Why exercises won’t help (and three things that do!)

When I was younger I was a devotee of aerobics. I was far too embarrassed about my body to actually darken the doors of a gym, so I used to watch a TV programme called Aerobics Oz Style. Each day I’d get myself into my exercise shoes, turn on the TV, and prance up and down to the music, doing my best to follow the commands of the instructors.

Each episode of the show would have one instructor and at least 2 other people (usually female, often blonde) helping to demonstrate the movements. It was a well-produced programme, and the producers chose their instructors and demonstrators well – they were qualified, well-regarded within their profession, and frequently had been competitors and even winners of Aerobics Championships. (Yes, there really is such a thing!)

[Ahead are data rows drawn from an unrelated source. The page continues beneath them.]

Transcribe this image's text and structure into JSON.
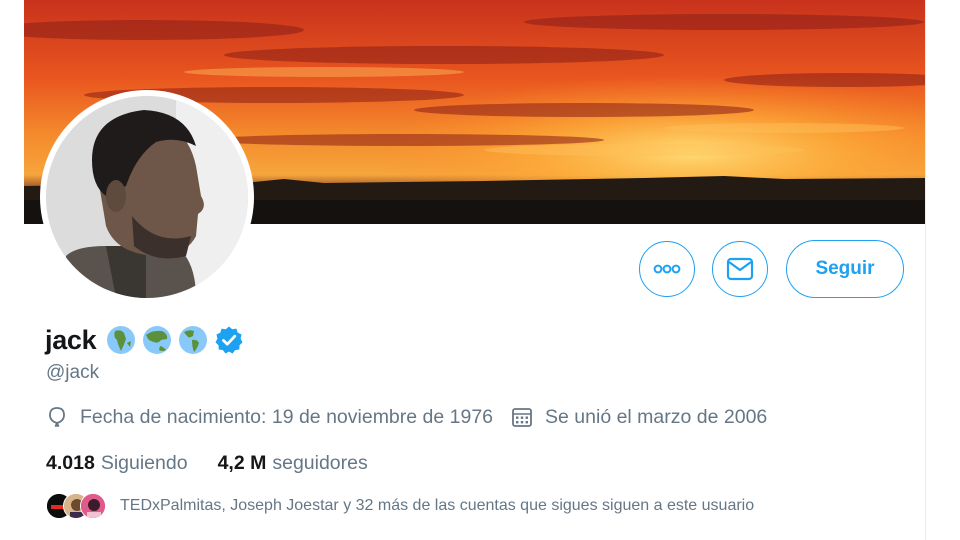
{
  "profile": {
    "display_name": "jack",
    "handle": "@jack",
    "verified": true,
    "name_emojis": [
      "globe-africa-icon",
      "globe-asia-icon",
      "globe-americas-icon"
    ]
  },
  "actions": {
    "more_icon": "more-icon",
    "message_icon": "envelope-icon",
    "follow_label": "Seguir"
  },
  "meta": {
    "birthday": "Fecha de nacimiento: 19 de noviembre de 1976",
    "joined": "Se unió el marzo de 2006"
  },
  "stats": {
    "following_count": "4.018",
    "following_label": "Siguiendo",
    "followers_count": "4,2 M",
    "followers_label": "seguidores"
  },
  "followed_by": {
    "text": "TEDxPalmitas, Joseph Joestar y 32 más de las cuentas que sigues siguen a este usuario"
  },
  "colors": {
    "accent": "#1da1f2",
    "secondary_text": "#657786",
    "primary_text": "#14171a"
  }
}
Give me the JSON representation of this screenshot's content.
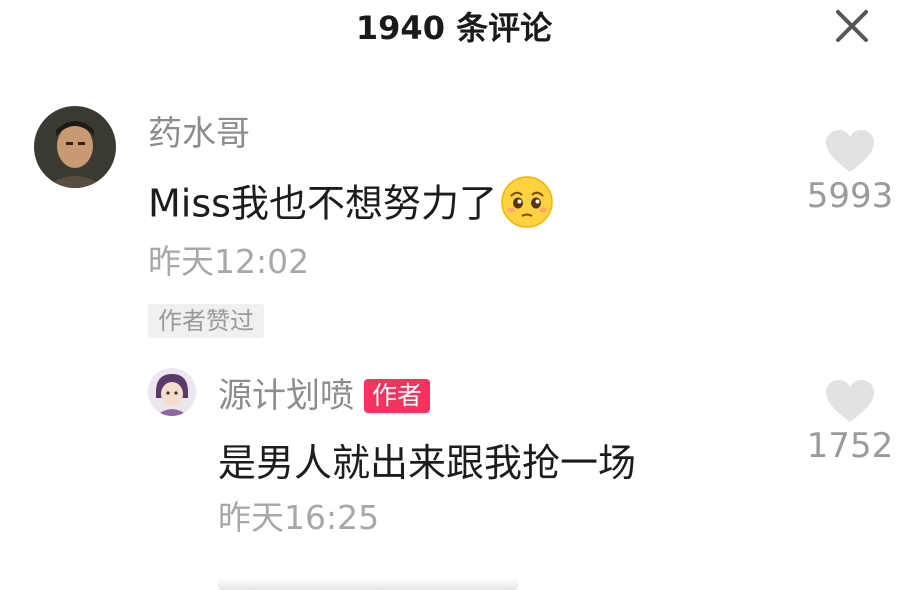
{
  "header": {
    "title": "1940 条评论",
    "close_icon": "close-icon"
  },
  "comments": [
    {
      "username": "药水哥",
      "text": "Miss我也不想努力了",
      "emoji": "pleading-face-emoji",
      "time": "昨天12:02",
      "liked_by_author_tag": "作者赞过",
      "like_icon": "heart-icon",
      "like_count": "5993",
      "replies": [
        {
          "username": "源计划喷",
          "author_badge": "作者",
          "text": "是男人就出来跟我抢一场",
          "time": "昨天16:25",
          "like_icon": "heart-icon",
          "like_count": "1752"
        }
      ]
    }
  ],
  "colors": {
    "author_badge": "#f5335f",
    "secondary_text": "#8d8d8d",
    "like_icon": "#e2e2e2"
  }
}
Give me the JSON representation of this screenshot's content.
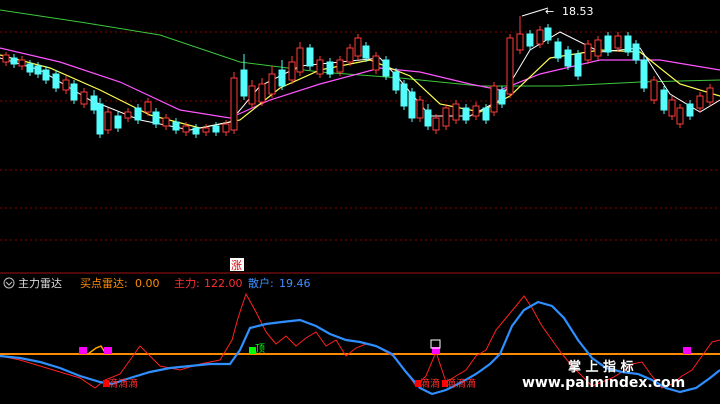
{
  "upper_panel": {
    "high_price_label": "18.53",
    "arrow_label": "←"
  },
  "limit_up_badge": "涨",
  "indicator_header": {
    "collapse_icon": "circle-chevron-icon",
    "name": "主力雷达",
    "buy_radar_label": "买点雷达:",
    "buy_radar_value": "0.00",
    "main_force_label": "主力:",
    "main_force_value": "122.00",
    "retail_label": "散户:",
    "retail_value": "19.46"
  },
  "signal_labels": {
    "top_label": "顶",
    "bottom_labels": [
      "滴滴滴",
      "滴滴",
      "滴滴滴"
    ]
  },
  "watermark": {
    "title": "掌 上 指 标",
    "url": "www.palmindex.com"
  },
  "colors": {
    "up_candle": "#ff3c3c",
    "down_candle": "#54fcfc",
    "ma5": "#ffffff",
    "ma10": "#ffff54",
    "ma20": "#ff54ff",
    "ma60": "#3cc83c",
    "main_force_line": "#ff2020",
    "retail_line": "#2f8fff",
    "zero_line": "#ff8c00",
    "signal_magenta": "#ff00ff",
    "header_orange": "#ff8c00",
    "header_red": "#ff3030",
    "header_blue": "#3f8fff"
  }
}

This was long before I had even heard of the Alexander Technique. But even then, as a wannabe actress, I had sufficient powers of observation to notice something really interesting about the instructors on the show. They were all doing broadly the same movements at the same time. But they didn’t look the same. In fact, if you looked closely, sometimes you could see that they weren’t really doing the same movements at all. And if you experimented and tried out the different movements – say, with a particular armline – you would realise that the different ways the instructors were moving their arms would actually cause different muscles to be exercised.

The instructors were not deliberately doing slightly different things. I think they genuinely and honestly thought that they were all demonstrating exactly the same movement. And yet they were different.

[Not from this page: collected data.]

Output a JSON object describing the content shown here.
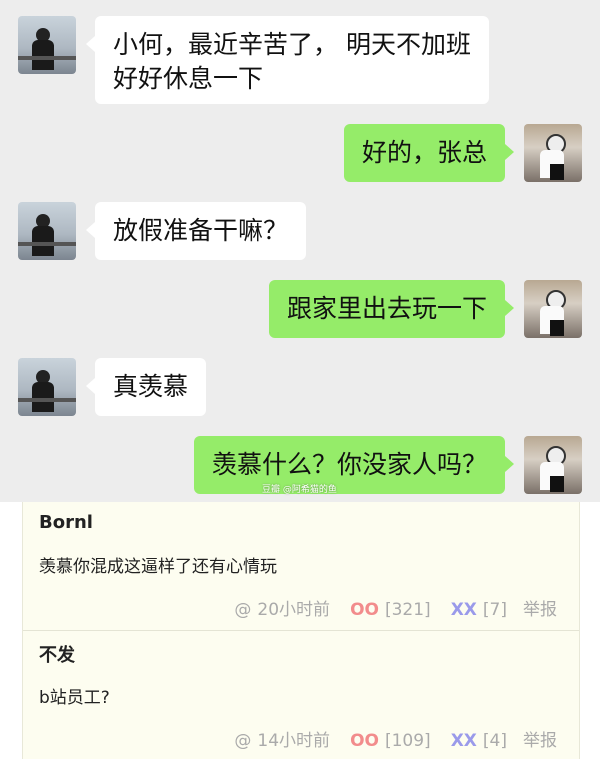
{
  "messages": [
    {
      "side": "left",
      "lines": [
        "小何，最近辛苦了， 明天不加班",
        "好好休息一下"
      ]
    },
    {
      "side": "right",
      "lines": [
        "好的，张总"
      ]
    },
    {
      "side": "left",
      "lines": [
        "放假准备干嘛？"
      ]
    },
    {
      "side": "right",
      "lines": [
        "跟家里出去玩一下"
      ]
    },
    {
      "side": "left",
      "lines": [
        "真羡慕"
      ]
    },
    {
      "side": "right",
      "lines": [
        "羡慕什么？你没家人吗？"
      ]
    }
  ],
  "watermark": "豆瓣 @阿希猫的鱼",
  "comments": [
    {
      "user": "Bornl",
      "text": "羡慕你混成这逼样了还有心情玩",
      "time_icon": "@",
      "time": "20小时前",
      "oo_label": "OO",
      "oo_count": "[321]",
      "xx_label": "XX",
      "xx_count": "[7]",
      "report": "举报"
    },
    {
      "user": "不发",
      "text": "b站员工?",
      "time_icon": "@",
      "time": "14小时前",
      "oo_label": "OO",
      "oo_count": "[109]",
      "xx_label": "XX",
      "xx_count": "[4]",
      "report": "举报"
    }
  ],
  "colors": {
    "chat_bg": "#ededed",
    "bubble_self": "#95ec69",
    "bubble_other": "#ffffff",
    "comment_bg": "#fdfdf0",
    "oo": "#f28c8c",
    "xx": "#9a9aea"
  }
}
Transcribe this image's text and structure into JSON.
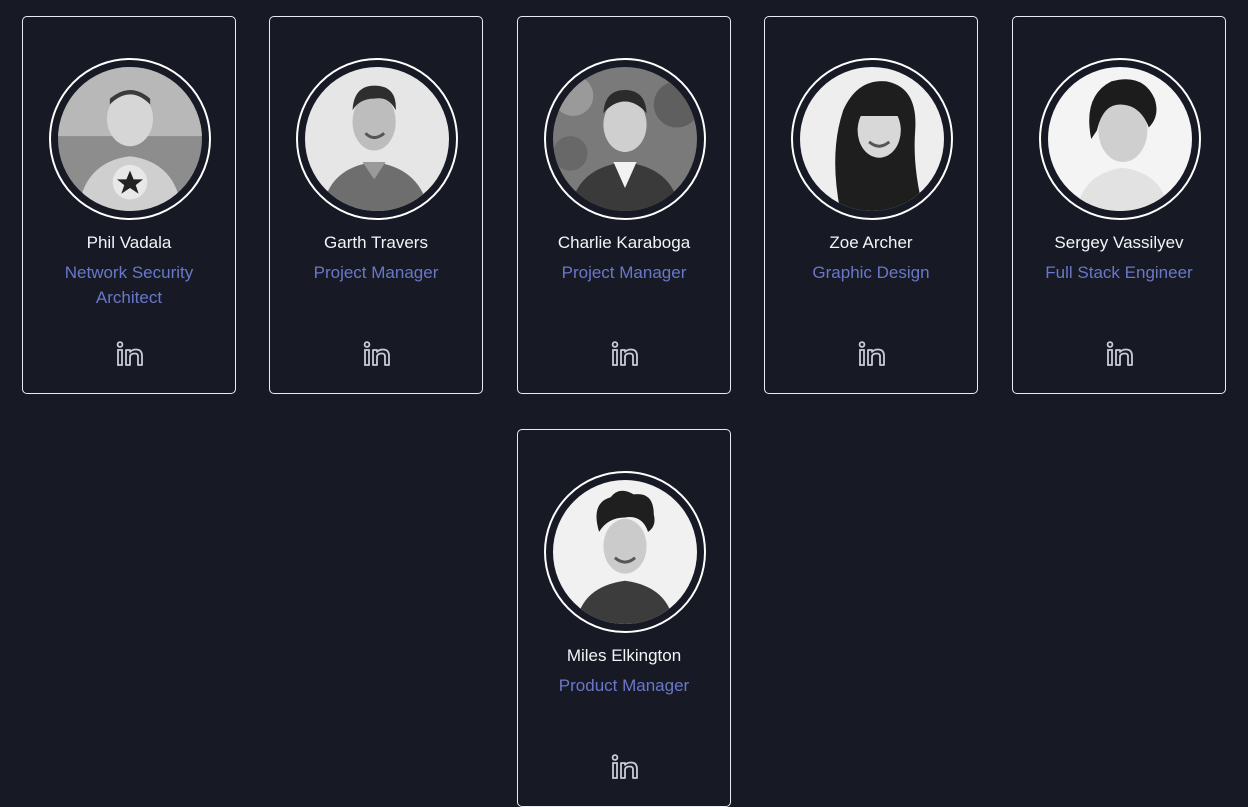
{
  "team": [
    {
      "name": "Phil Vadala",
      "role": "Network Security Architect",
      "linkedin_icon": "linkedin-icon",
      "photo": "profile-photo"
    },
    {
      "name": "Garth Travers",
      "role": "Project Manager",
      "linkedin_icon": "linkedin-icon",
      "photo": "profile-photo"
    },
    {
      "name": "Charlie Karaboga",
      "role": "Project Manager",
      "linkedin_icon": "linkedin-icon",
      "photo": "profile-photo"
    },
    {
      "name": "Zoe Archer",
      "role": "Graphic Design",
      "linkedin_icon": "linkedin-icon",
      "photo": "profile-photo"
    },
    {
      "name": "Sergey Vassilyev",
      "role": "Full Stack Engineer",
      "linkedin_icon": "linkedin-icon",
      "photo": "profile-photo"
    },
    {
      "name": "Miles Elkington",
      "role": "Product Manager",
      "linkedin_icon": "linkedin-icon",
      "photo": "profile-photo"
    }
  ],
  "colors": {
    "background": "#171a25",
    "card_border": "#e9ebf2",
    "name_text": "#f3f4f8",
    "role_text": "#6a77c8",
    "icon": "#c9ccd6"
  }
}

Why does an exercise give different effects on different people?

Simple: because they’re different people. There is a section of FM Alexander’s fourth book where he discusses exactly this point: that a set of exercises could be responsible for different effects in different people. “how could it be otherwise?” Alexander asks.They exist in different private universes, and have different ideas about how their bodies can and should work.  So just as different people walk and speak differently, so they will carry out a set of exercises differently, and will receive different effects as a result.

So why don’t I give out exercises?

Because it could do more harm than good.

Even if we stuck with the basic principle that giving a specific exercise for a specific problem could help that problem directly (and FM has a lot to say about that), there’s still the problem of the private universes. If it is true that every person will have a slightly different conception of how their body works, what the exercise involves, how to do it, etc., then everyone will do the exercise differently. And I as a teacher can have no real idea of exactly what effects my student will get. I woul be a poor teacher if I recommended something and didn’t know if it would work!

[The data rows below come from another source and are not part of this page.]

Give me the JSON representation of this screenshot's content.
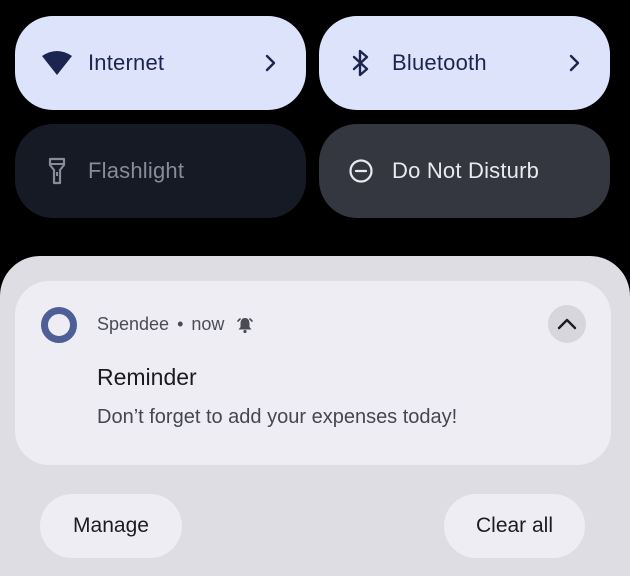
{
  "quick_settings": {
    "tiles": [
      {
        "label": "Internet",
        "icon": "wifi-icon",
        "state": "on",
        "has_chevron": true
      },
      {
        "label": "Bluetooth",
        "icon": "bluetooth-icon",
        "state": "on",
        "has_chevron": true
      },
      {
        "label": "Flashlight",
        "icon": "flashlight-icon",
        "state": "off"
      },
      {
        "label": "Do Not Disturb",
        "icon": "do-not-disturb-icon",
        "state": "off"
      }
    ]
  },
  "notification": {
    "app_name": "Spendee",
    "separator": "•",
    "time": "now",
    "alert_icon": "bell-icon",
    "title": "Reminder",
    "body": "Don’t forget to add your expenses today!",
    "expanded": true
  },
  "actions": {
    "manage_label": "Manage",
    "clear_all_label": "Clear all"
  },
  "colors": {
    "tile_on_bg": "#dde3fb",
    "tile_on_fg": "#1b2550",
    "tile_off_bg": "#151a25",
    "dnd_tile_bg": "#343640",
    "shade_bg": "#dedde3",
    "card_bg": "#eeedf3",
    "app_icon_color": "#4e5f97"
  }
}
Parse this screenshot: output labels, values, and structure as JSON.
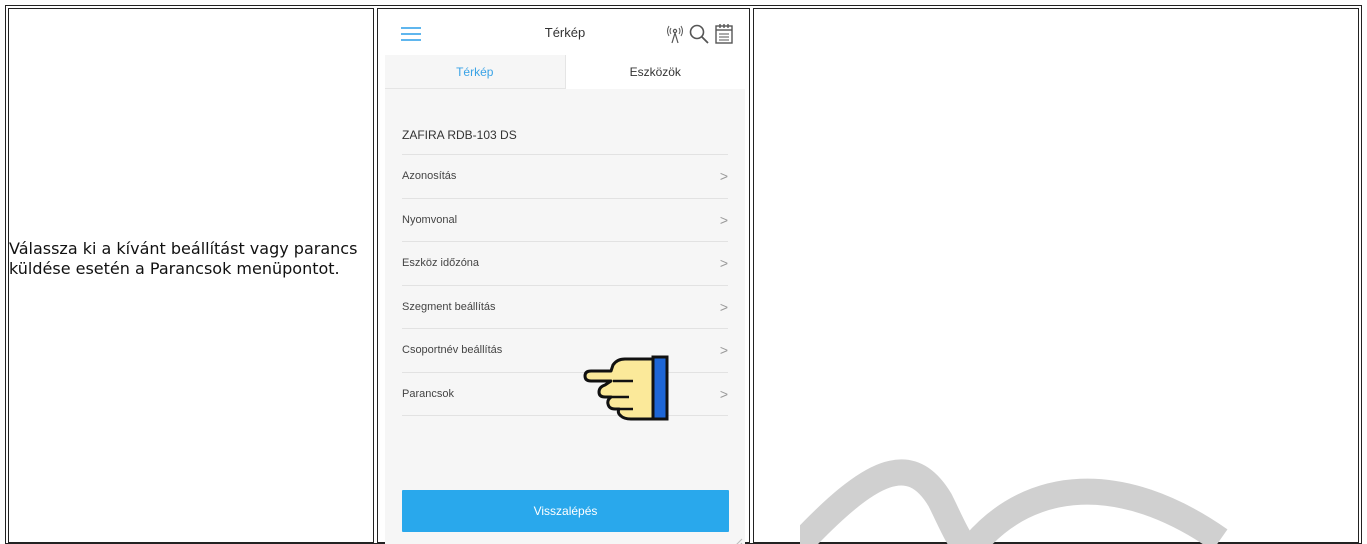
{
  "instruction": {
    "text": "Válassza ki a kívánt beállítást vagy parancs küldése esetén a Parancsok menüpontot."
  },
  "app": {
    "header": {
      "title": "Térkép",
      "icons": [
        "hamburger-menu-icon",
        "antenna-icon",
        "search-icon",
        "calendar-icon"
      ]
    },
    "tabs": [
      {
        "label": "Térkép",
        "active": true
      },
      {
        "label": "Eszközök",
        "active": false
      }
    ],
    "device_name": "ZAFIRA RDB-103 DS",
    "menu_items": [
      {
        "label": "Azonosítás"
      },
      {
        "label": "Nyomvonal"
      },
      {
        "label": "Eszköz időzóna"
      },
      {
        "label": "Szegment beállítás"
      },
      {
        "label": "Csoportnév beállítás"
      },
      {
        "label": "Parancsok"
      }
    ],
    "chevron": ">",
    "back_button": "Visszalépés",
    "colors": {
      "accent": "#29a8ec",
      "tab_active": "#3aa3e6",
      "pointer_hand": "#fbe99a",
      "pointer_cuff": "#1e66d6"
    }
  }
}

If exercises don’t work, what does?!

In his fourth book, at one point Alexander likens humankind to ill-controlled pieces of machinery. He says that “in ordinary mechanics, if we knew that the control or controls of  machine were out of order, we should at once decide to have them put right before expecting the machine to show the mechanical stability and usefulness of which it is capable.”*

In other words, we don’t need to load ourselves up with more things to do – we need to fix the controlling mechanisms, and get the gremlins out that are causing us to malfunction. And how do we do that? Here are three ideas:

1. Paying attention to what we are doing. How often do you actually notice what you do with your body when you are walking or driving a car? One of my students was shocked recently to discover how tightly he gripped the steering wheel.

2. Having a plan for what we’re doing. Have you ever thought about what you actually need to do to walk, or use a computer keyboard?

3. Not leaping into action. Do you jump up as soon as the phone rings? What about trying to receive that stimulus, refuse to do anything immediately in response, and then think about whether you really want to answer?

Alexander wanted us to think. He wanted us to have conscious reasoned contol of our potentialities. With the best will in the world, exercises aren’t going to get us there. But trying out the three ideas above just might.

*FM Alexander, The Universal Constant in Living in the Irdeat Complete Edition, p.561.